The rich versus the king paradigm in founders dilemmas
Businesses start with the major aim of making profits. This opportunity provides a motivation to people to produce goods and services. However, another motivation to start a business is the control motive. An entrepreneur’s strategic choices can be affected by the trade-off between financial gains and decision-making control. The financial gains represent the rich while keeping decision-making control represents the king. Firms pursuing multiple strategies may be stuck in the middle. According to Noam Wasserman, entrepreneurs who make strategic choices in line with their motivation have a higher chance of achieving the motivation. Therefore, entrepreneurs who make choices as per the profit motive become rich while those who make choices as per the control motive become kings. The dilemma here is whether the entrepreneur should focus on the profit motive or the control motive (Smith, 1991).
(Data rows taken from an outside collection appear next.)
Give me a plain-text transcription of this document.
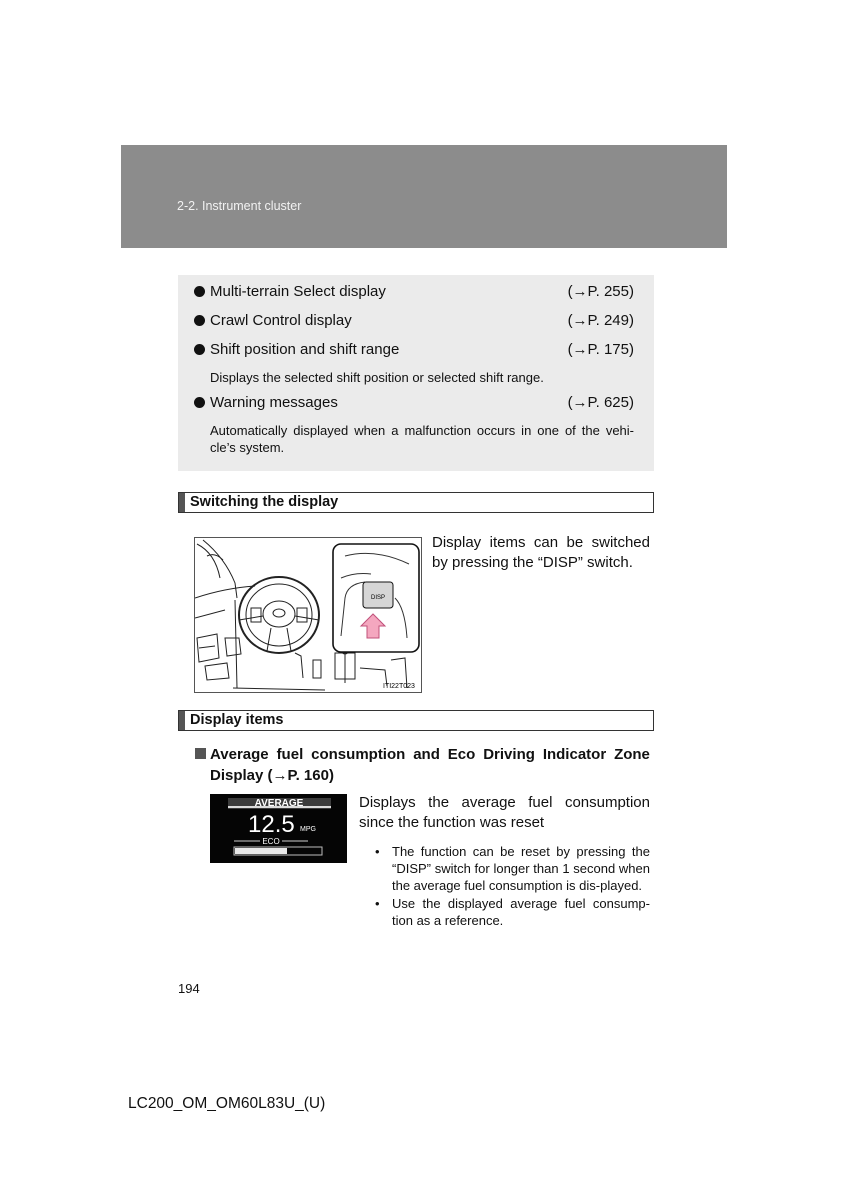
2-2. Instrument cluster
Multi-terrain Select display	(→P. 255)
Crawl Control display	(→P. 249)
Shift position and shift range	(→P. 175)
Displays the selected shift position or selected shift range.
Warning messages	(→P. 625)
Automatically displayed when a malfunction occurs in one of the vehi-cle’s system.
Switching the display
DISP
ITI22T023
Display items can be switched by pressing the “DISP” switch.
Display items
Average fuel consumption and Eco Driving Indicator Zone
Display (→P. 160)
AVERAGE
12.5 MPG
ECO
Displays the average fuel consumption since the function was reset
• The function can be reset by pressing the “DISP” switch for longer than 1 second when the average fuel consumption is dis-played.
• Use the displayed average fuel consump-tion as a reference.
194
LC200_OM_OM60L83U_(U)
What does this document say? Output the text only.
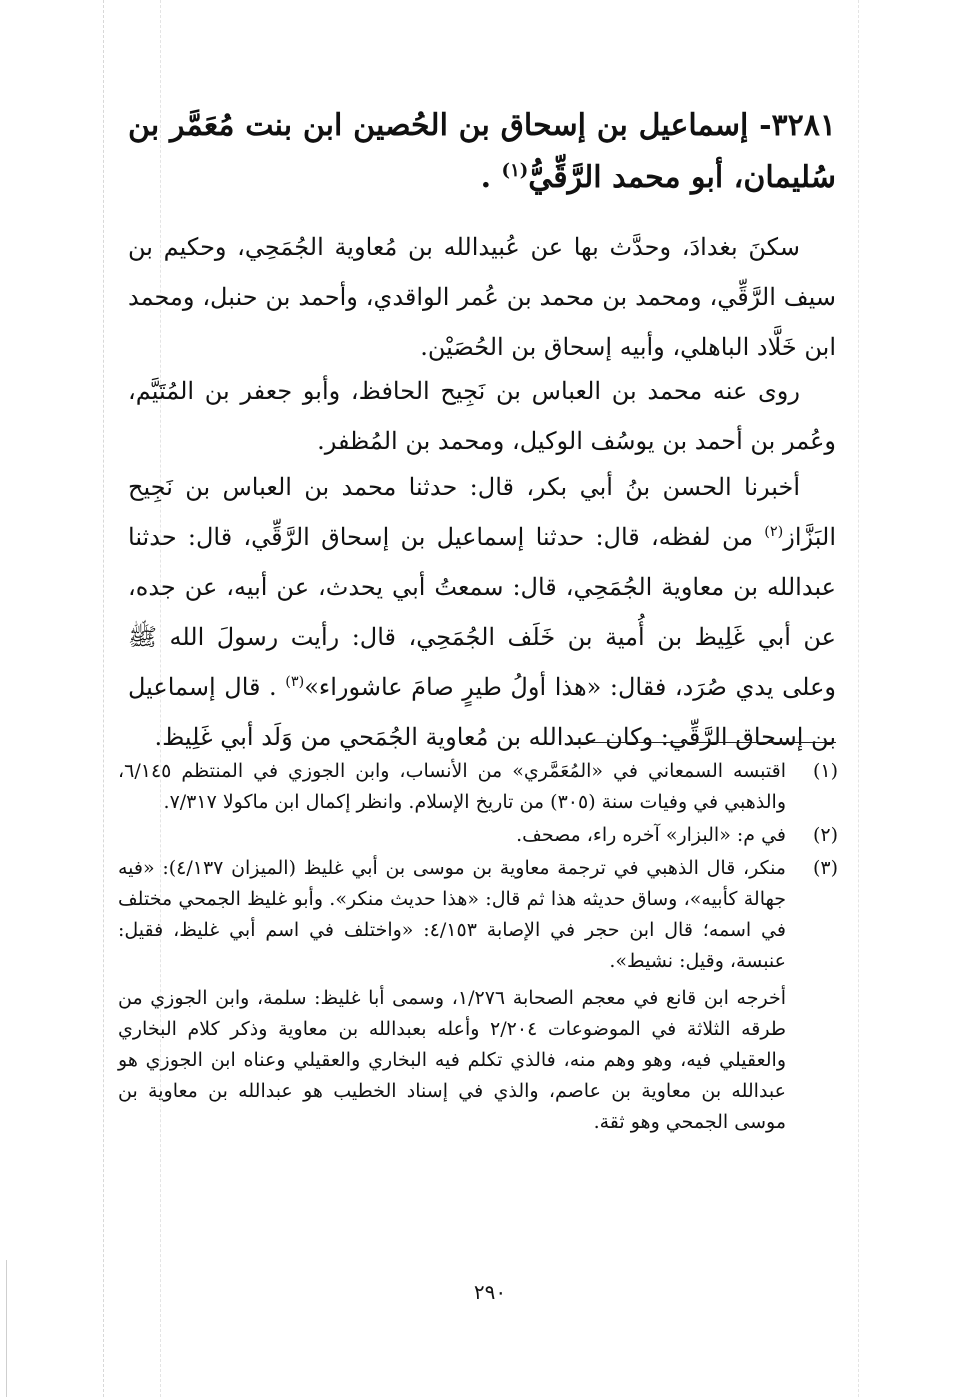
٣٢٨١- إسماعيل بن إسحاق بن الحُصين ابن بنت مُعَمَّر بن سُليمان، أبو محمد الرَّقِّيُّ$^{(١)}$ .
سكنَ بغدادَ، وحدَّث بها عن عُبيدالله بن مُعاوية الجُمَحِي، وحكيم بن سيف الرَّقِّي، ومحمد بن محمد بن عُمر الواقدي، وأحمد بن حنبل، ومحمد ابن خَلَّاد الباهلي، وأبيه إسحاق بن الحُصَيْن.
روى عنه محمد بن العباس بن نَجِيح الحافظ، وأبو جعفر بن المُتَيَّم، وعُمر بن أحمد بن يوسُف الوكيل، ومحمد بن المُظفر.
أخبرنا الحسن بنُ أبي بكر، قال: حدثنا محمد بن العباس بن نَجِيح البَزَّاز$^{(٢)}$ من لفظه، قال: حدثنا إسماعيل بن إسحاق الرَّقِّي، قال: حدثنا عبدالله بن معاوية الجُمَحِي، قال: سمعتُ أبي يحدث، عن أبيه، عن جده، عن أبي غَلِيظ بن أُمية بن خَلَف الجُمَحِي، قال: رأيت رسولَ الله ﷺ وعلى يدي صُرَد، فقال: «هذا أولُ طيرٍ صامَ عاشوراء»$^{(٣)}$ . قال إسماعيل بن إسحاق الرَّقِّي: وكان عبدالله بن مُعاوية الجُمَحي من وَلَد أبي غَلِيظ.
(١)
اقتبسه السمعاني في «المُعَمَّري» من الأنساب، وابن الجوزي في المنتظم ٦/١٤٥، والذهبي في وفيات سنة (٣٠٥) من تاريخ الإسلام. وانظر إكمال ابن ماكولا ٧/٣١٧.
(٢)
في م: «البزار» آخره راء، مصحف.
(٣)
منكر، قال الذهبي في ترجمة معاوية بن موسى بن أبي غليظ (الميزان ٤/١٣٧): «فيه جهالة كأبيه»، وساق حديثه هذا ثم قال: «هذا حديث منكر». وأبو غليظ الجمحي مختلف في اسمه؛ قال ابن حجر في الإصابة ٤/١٥٣: «واختلف في اسم أبي غليظ، فقيل: عنبسة، وقيل: نشيط».
أخرجه ابن قانع في معجم الصحابة ١/٢٧٦، وسمى أبا غليظ: سلمة، وابن الجوزي من طرقه الثلاثة في الموضوعات ٢/٢٠٤ وأعله بعبدالله بن معاوية وذكر كلام البخاري والعقيلي فيه، وهو وهم منه، فالذي تكلم فيه البخاري والعقيلي وعناه ابن الجوزي هو عبدالله بن معاوية بن عاصم، والذي في إسناد الخطيب هو عبدالله بن معاوية بن موسى الجمحي وهو ثقة.
٢٩٠
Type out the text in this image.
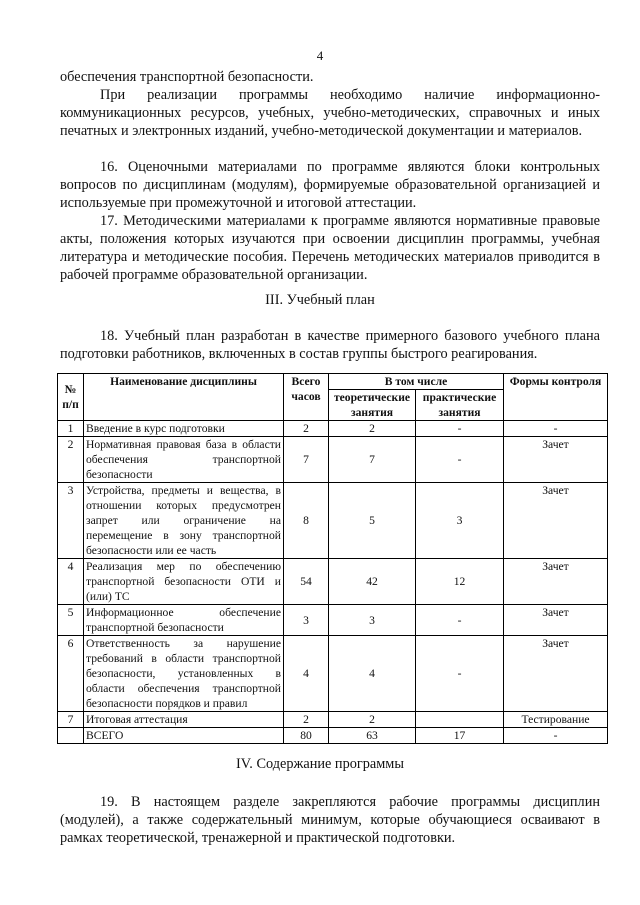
4
обеспечения транспортной безопасности.
При реализации программы необходимо наличие информационно-коммуникационных ресурсов, учебных, учебно-методических, справочных и иных печатных и электронных изданий, учебно-методической документации и материалов.
16. Оценочными материалами по программе являются блоки контрольных вопросов по дисциплинам (модулям), формируемые образовательной организацией и используемые при промежуточной и итоговой аттестации.
17. Методическими материалами к программе являются нормативные правовые акты, положения которых изучаются при освоении дисциплин программы, учебная литература и методические пособия. Перечень методических материалов приводится в рабочей программе образовательной организации.
III. Учебный план
18. Учебный план разработан в качестве примерного базового учебного плана подготовки работников, включенных в состав группы быстрого реагирования.
№ п/п	Наименование дисциплины	Всего часов	В том числе		Формы контроля
			теоретические занятия	практические занятия	
1	Введение в курс подготовки	2	2	-	-
2	Нормативная правовая база в области обеспечения транспортной безопасности	7	7	-	Зачет
3	Устройства, предметы и вещества, в отношении которых предусмотрен запрет или ограничение на перемещение в зону транспортной безопасности или ее часть	8	5	3	Зачет
4	Реализация мер по обеспечению транспортной безопасности ОТИ и (или) ТС	54	42	12	Зачет
5	Информационное обеспечение транспортной безопасности	3	3	-	Зачет
6	Ответственность за нарушение требований в области транспортной безопасности, установленных в области обеспечения транспортной безопасности порядков и правил	4	4	-	Зачет
7	Итоговая аттестация	2	2		Тестирование
	ВСЕГО	80	63	17	-
IV. Содержание программы
19. В настоящем разделе закрепляются рабочие программы дисциплин (модулей), а также содержательный минимум, которые обучающиеся осваивают в рамках теоретической, тренажерной и практической подготовки.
The personal profit motive drives the private enterprises and new ventures focus on this. To resolve this dilemma, challenges involved in assembling resources for the new business should be emphasized. Although the entrepreneur may be ready to control the resources necessary for the new business, they must acquire resources from outside. The more the resources the new venture gains, the better the competitive position. The major resources are the human resources and financial resources. According to my opinion, these two motives are inseparable. This is because to earn profits, resources must be controlled properly. If this is not done then misuse of resources occurs and the firm may incur extra costs that are not necessary. Therefore, a firm should focus on becoming rich and king because both are interrelated and lead to business success (Smith, 1991).
References
Barrow, C. (2005). Enterprise development: The challenges of starting, growing and selling businesses. London: Thomson.
Moore, C. W., & Longenecker, J. G. (2008). Managing small business: An entrepreneurial emphasis. Australia: South-Western/Cengage Learning.
Pradhan, S., & Pradhan, S. (2009). Retailing management: Text and cases. New Delhi, India: Tata Mcgraw-Hill Education Pvt. Ltd.
Smith, A. (1991 ed.). The Wealth of Nations. London, Everyman’s Library.